What the hell....I'm still too shocked to say anything of value. **** this.


----------



## croco (Feb 14, 2005)

VeN said:


> he showed less effort than CROSHERE.he cant be a number 1 option.


If you think about trading Dirk, you need to get someone who is better than Dirk and I just don't see any scenario where that would be the case.


----------



## VeN (May 10, 2005)

croco said:


> If you think about trading Dirk, you need to get someone who is better than Dirk and I just don't see any scenario where that would be the case.


well, fact still remains we need someone other than Dirk to be the main option.


----------



## Dragnsmke1 (Jul 29, 2002)

Ive been saying this for years...but look who just plummeted thier trade value...


----------



## croco (Feb 14, 2005)

The thing is that I highly doubt we can get better this summer. We can either blow the entire team up or make minor changes again like we did in the last offseason. We have to remember that this team has still won 67 freakin games, but they weren't ready for the playoffs, they just were not ready. 

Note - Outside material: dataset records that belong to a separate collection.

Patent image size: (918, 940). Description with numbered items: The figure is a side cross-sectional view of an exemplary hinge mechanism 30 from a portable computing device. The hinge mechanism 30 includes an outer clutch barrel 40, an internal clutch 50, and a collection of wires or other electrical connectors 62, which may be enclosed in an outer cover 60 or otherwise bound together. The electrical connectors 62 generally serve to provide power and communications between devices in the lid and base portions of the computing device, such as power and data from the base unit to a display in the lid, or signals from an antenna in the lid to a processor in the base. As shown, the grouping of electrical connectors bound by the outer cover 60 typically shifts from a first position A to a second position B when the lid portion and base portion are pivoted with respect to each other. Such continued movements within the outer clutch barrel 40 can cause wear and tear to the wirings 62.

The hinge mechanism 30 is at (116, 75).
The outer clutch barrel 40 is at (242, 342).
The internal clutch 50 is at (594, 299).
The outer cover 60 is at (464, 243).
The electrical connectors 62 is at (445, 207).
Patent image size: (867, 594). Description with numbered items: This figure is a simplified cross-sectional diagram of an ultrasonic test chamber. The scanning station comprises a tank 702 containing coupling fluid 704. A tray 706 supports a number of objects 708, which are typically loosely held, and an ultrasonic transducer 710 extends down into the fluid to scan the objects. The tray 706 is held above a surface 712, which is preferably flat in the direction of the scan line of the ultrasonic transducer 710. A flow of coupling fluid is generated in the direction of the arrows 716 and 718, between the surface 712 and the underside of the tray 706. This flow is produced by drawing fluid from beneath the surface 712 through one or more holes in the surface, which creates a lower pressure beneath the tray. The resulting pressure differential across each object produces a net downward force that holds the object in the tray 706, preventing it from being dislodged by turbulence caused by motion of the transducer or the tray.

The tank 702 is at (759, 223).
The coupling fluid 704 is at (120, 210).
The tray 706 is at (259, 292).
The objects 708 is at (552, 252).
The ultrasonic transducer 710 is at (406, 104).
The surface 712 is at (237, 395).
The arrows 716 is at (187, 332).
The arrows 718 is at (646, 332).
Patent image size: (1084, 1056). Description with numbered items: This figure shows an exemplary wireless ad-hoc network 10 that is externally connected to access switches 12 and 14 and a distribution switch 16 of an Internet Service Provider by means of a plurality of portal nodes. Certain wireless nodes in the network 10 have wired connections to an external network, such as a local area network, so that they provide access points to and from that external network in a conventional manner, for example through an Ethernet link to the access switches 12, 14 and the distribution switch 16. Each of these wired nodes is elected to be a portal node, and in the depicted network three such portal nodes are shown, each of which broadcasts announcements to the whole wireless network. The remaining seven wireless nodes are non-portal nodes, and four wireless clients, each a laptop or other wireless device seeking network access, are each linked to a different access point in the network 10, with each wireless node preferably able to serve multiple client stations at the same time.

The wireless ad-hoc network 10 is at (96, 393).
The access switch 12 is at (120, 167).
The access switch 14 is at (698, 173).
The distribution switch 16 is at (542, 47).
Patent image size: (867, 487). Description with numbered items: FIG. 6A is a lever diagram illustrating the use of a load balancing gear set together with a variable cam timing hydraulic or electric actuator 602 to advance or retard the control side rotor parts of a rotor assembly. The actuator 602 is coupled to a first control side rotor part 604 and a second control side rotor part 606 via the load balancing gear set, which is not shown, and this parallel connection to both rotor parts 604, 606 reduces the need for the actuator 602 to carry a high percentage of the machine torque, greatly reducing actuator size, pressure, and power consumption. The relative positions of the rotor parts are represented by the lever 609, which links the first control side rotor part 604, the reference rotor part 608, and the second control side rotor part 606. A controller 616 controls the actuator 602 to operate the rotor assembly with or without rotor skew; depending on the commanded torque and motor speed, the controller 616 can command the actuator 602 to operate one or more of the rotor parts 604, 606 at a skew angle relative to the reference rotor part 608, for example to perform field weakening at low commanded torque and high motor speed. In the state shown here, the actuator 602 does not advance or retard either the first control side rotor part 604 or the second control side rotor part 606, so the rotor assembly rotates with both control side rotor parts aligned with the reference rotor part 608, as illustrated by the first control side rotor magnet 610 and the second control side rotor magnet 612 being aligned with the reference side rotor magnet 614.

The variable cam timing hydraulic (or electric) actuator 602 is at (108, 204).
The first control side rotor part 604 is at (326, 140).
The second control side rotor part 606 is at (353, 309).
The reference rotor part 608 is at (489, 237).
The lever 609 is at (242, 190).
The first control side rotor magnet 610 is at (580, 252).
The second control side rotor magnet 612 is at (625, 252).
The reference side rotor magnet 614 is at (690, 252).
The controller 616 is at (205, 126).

Dirk needs to question his attitude and leadership, but anybody else also needs to do it too, starting with Avery Johnson. My feelings about the entire situation are still weird, kinda like this posting, but once the emotions are set, we should have new hope.


----------



## Chalie Boy (Aug 26, 2002)

I really have nothing of substance to say right now give me a few weeks...but Dirk shouldn't be seen in Dallas without high security...its too early, and this is a pretty dangerous city with a high crime rate.


----------



## edwardcyh (Dec 13, 2005)

Chalie Boy said:


> I really have nothing of substance to say right now give me a few weeks...but Dirk shouldn't be seen in Dallas without high security...its too early, and this is a pretty dangerous city with a high crime rate.


It's a good time to shop for Mavericks merchandise though.

I saw them going for 60-80% off.....


----------



## t1no (Jul 10, 2005)

edwardcyh said:


> It's a good time to shop for Mavericks merchandise though.
> 
> I saw them going for 60-80% off.....


Nice!!! Where?


----------



## edwardcyh (Dec 13, 2005)

t1no said:


> Nice!!! Where?


Academy Sports had a nice little section of it on the past Saturday. 8 bucks for a nice cap AND a t-shirt. :biggrin:


----------